I like the work but it doesn’t have the same feeling that I want in my work. I will keep in mind the use of minimalism and simple shapes and lines though.
Rob Carter – Travelling Still
- Botanic Gardens, Barbados 2005
- Tulip Fields XI, Holland 2004
- Buldoo Highland, Scotland 2003
Sourced from:
http://www.eyestorm.com/Pages/Browse.aspx/Artist/Rob_Carter/167
“Travelling Still is an ongoing series of photographs I’ve been working on over the last 5 years. As the name suggests, Travelling Still is all about creating the feeling of movement within a still image and tries to represent the experience of travelling itself. They stretch the ‘moment’ both literally – in that the camera shutter is held open – and visually, as the details of the subject blur out horizontally.
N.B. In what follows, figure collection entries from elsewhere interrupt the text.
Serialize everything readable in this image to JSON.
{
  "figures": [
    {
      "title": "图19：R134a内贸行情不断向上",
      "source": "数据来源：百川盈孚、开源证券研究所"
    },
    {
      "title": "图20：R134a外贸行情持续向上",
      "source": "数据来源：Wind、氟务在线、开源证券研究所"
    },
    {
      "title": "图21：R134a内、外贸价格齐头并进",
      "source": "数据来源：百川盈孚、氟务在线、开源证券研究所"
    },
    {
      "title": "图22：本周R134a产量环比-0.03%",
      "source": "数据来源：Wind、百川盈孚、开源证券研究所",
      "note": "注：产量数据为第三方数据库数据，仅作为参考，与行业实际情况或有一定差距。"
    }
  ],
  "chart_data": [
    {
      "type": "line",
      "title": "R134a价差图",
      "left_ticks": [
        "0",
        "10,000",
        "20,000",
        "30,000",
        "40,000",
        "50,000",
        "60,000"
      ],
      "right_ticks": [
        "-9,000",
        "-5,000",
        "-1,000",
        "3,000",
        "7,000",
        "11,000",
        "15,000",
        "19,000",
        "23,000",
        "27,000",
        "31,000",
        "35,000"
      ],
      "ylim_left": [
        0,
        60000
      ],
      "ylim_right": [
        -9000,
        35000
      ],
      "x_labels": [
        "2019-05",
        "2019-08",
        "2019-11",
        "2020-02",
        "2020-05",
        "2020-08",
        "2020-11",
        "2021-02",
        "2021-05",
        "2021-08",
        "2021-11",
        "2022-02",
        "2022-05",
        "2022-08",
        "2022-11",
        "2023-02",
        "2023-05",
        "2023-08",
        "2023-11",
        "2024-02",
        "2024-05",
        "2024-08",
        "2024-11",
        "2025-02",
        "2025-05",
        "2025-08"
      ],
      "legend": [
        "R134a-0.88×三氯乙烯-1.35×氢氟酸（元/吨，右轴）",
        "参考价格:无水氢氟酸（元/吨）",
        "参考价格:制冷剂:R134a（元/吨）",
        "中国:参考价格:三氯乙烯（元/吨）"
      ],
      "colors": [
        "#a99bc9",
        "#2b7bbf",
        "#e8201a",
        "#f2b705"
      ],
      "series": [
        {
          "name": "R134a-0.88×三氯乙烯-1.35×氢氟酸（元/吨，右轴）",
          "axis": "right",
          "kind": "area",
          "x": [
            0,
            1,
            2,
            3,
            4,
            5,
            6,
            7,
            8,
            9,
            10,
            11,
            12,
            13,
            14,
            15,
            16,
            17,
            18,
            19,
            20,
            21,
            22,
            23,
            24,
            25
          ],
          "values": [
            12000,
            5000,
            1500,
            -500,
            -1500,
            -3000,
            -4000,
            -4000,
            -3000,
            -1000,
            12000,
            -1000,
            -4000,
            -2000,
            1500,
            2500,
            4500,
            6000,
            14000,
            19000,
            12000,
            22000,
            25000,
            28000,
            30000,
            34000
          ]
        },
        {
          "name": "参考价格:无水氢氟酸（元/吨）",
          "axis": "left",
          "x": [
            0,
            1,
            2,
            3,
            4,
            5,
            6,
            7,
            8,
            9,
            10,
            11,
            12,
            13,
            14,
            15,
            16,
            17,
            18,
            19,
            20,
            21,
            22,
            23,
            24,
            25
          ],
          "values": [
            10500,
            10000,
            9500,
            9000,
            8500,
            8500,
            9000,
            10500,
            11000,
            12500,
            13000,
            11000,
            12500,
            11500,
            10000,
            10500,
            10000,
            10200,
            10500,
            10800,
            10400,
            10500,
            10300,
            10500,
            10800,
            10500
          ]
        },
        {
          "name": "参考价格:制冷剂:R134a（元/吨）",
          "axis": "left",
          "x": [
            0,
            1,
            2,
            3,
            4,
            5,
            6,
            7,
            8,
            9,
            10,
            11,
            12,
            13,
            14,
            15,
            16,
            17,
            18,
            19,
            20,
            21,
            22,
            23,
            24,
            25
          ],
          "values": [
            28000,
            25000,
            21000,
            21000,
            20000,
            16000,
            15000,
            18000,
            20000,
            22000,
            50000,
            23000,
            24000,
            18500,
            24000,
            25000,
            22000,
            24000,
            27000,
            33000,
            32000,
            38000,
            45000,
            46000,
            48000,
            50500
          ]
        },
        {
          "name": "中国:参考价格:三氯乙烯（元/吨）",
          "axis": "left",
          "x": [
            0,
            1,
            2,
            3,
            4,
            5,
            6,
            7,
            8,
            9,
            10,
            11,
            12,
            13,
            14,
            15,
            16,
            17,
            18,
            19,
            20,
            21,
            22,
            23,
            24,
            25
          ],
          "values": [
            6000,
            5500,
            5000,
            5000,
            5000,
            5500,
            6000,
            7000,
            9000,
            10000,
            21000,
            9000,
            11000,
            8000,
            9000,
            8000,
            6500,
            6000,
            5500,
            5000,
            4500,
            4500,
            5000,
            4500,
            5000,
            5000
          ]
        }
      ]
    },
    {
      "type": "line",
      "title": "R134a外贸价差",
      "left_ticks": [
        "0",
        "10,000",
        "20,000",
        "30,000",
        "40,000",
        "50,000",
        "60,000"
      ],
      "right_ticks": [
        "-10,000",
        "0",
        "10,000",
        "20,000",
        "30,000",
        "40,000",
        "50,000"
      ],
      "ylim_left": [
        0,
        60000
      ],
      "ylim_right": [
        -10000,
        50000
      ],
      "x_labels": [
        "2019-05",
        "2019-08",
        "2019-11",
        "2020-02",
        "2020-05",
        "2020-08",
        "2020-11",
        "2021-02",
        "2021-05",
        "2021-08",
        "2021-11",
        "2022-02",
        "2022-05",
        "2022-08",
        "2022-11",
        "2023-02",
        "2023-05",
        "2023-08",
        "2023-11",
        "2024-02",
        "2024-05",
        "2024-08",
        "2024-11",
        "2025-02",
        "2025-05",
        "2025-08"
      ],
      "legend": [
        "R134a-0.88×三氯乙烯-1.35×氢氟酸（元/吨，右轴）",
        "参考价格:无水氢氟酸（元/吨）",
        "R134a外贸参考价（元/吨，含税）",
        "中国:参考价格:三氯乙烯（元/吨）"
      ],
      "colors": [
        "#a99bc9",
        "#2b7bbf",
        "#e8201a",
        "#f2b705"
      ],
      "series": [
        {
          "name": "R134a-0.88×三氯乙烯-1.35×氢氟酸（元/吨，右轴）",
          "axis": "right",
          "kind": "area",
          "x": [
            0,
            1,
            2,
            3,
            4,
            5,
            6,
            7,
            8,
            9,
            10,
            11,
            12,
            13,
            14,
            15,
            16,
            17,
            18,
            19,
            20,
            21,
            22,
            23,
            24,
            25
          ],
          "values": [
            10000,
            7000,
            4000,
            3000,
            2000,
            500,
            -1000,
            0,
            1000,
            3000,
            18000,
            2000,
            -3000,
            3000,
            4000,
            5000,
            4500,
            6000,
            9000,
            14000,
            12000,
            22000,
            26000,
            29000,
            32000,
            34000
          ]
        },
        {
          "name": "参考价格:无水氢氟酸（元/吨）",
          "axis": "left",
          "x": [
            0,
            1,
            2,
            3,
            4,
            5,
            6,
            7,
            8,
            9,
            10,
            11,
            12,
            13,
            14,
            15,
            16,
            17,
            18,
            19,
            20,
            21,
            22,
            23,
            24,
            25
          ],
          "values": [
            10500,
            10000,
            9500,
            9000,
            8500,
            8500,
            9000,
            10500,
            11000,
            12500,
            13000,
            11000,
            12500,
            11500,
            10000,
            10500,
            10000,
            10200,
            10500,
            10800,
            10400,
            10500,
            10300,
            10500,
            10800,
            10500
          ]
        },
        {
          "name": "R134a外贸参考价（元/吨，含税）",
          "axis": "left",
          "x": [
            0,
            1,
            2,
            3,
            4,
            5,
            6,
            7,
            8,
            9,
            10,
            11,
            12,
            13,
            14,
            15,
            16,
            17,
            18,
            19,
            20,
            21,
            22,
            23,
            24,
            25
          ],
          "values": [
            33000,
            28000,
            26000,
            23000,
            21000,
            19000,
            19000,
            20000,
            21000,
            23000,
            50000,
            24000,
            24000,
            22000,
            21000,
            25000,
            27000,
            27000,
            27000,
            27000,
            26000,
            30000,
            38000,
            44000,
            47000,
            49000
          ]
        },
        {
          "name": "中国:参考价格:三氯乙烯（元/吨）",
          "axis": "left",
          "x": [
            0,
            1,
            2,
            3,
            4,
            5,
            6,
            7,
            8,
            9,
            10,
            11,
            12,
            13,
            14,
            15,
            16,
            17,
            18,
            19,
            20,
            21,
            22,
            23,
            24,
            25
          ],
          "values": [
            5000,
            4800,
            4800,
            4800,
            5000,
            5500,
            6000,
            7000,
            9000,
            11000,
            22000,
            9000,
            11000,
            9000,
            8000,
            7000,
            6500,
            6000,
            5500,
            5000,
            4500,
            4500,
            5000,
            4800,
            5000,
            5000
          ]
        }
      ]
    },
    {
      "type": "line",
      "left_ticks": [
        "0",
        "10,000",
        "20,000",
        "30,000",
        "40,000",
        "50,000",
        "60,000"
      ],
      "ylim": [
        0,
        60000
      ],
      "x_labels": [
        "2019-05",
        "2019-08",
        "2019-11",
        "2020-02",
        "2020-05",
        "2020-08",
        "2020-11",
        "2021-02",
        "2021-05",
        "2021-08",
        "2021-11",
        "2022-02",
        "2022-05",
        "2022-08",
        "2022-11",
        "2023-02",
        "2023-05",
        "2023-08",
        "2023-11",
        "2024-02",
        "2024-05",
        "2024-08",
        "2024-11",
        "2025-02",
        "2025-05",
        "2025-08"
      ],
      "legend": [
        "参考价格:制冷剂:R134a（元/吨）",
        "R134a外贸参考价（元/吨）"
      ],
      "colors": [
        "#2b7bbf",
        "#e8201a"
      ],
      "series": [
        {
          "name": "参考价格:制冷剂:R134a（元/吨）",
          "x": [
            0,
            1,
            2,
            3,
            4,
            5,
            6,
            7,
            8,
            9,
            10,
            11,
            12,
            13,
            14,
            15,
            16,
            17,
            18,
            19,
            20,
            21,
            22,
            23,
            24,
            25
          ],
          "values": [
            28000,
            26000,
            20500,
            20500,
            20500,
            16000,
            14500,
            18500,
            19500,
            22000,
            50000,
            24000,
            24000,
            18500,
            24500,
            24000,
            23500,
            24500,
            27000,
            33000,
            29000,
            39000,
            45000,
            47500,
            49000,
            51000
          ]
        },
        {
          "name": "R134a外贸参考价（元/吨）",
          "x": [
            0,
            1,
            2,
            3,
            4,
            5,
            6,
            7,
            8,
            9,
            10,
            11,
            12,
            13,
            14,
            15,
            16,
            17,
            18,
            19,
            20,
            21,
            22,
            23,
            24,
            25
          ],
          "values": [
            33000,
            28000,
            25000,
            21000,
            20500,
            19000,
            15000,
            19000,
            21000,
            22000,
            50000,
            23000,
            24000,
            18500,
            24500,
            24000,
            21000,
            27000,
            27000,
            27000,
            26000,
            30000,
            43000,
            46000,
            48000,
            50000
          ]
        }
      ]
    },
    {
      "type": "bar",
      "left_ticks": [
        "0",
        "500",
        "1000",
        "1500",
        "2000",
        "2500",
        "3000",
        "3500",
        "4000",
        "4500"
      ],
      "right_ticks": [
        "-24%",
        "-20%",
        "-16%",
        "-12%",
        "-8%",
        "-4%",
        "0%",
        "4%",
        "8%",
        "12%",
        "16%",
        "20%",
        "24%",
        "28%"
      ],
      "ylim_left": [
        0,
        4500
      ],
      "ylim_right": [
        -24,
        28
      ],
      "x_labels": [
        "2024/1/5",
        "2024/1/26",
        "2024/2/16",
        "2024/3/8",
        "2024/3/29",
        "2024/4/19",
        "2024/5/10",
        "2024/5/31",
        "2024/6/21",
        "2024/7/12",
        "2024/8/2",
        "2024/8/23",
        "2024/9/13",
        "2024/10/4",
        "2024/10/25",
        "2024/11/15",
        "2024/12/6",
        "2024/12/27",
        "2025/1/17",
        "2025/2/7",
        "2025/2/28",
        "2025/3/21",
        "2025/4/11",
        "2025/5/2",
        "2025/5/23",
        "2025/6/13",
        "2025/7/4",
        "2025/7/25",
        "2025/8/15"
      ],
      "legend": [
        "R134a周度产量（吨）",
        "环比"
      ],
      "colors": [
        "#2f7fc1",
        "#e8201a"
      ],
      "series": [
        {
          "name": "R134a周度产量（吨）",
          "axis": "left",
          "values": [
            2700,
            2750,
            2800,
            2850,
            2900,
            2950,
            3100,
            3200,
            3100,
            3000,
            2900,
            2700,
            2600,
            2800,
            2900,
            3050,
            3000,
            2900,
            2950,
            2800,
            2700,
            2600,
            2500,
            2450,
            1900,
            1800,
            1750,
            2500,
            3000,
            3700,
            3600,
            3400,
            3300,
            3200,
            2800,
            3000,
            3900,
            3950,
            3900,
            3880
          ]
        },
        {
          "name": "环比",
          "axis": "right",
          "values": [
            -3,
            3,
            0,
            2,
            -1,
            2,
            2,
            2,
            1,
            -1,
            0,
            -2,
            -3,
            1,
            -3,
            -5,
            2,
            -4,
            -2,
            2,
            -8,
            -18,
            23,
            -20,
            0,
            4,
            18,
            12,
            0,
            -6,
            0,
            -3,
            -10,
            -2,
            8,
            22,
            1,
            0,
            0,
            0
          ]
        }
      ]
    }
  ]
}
All the photographs contained within this website have been shot using a revolving-lens camera. The movement is created ‘in camera’ on to film, with no digital intervention – and are subsequently printed directly from the original transparency onto Cibachrome paper. ”
– Rob Carter. Taken from his website.
When I saw this work it clicked in my brain that this is something very similar to what I was aiming for. I saw a real connection between what I had done in my room with the 360-degree picture and what was here.
I really like the simplicity of the pictures. Taking a landscape and stripping it down to the bare building blocks of what makes a cliché landscape photograph a landscape photograph. Land, horizon, sky. The colour showing the general interest as to why the picture was taken.
Carter says that he wants to create the feeling of travel with these pictures, and you get that. But I like to see them as a single shot. Just really simplifying what is there. Taking it down to the minimum.
This is definitely something I will keep in mind with my work. I can see that what I thought was very original with my work before is not. But it doesn’t stop me from continue to explore my ideas I have had.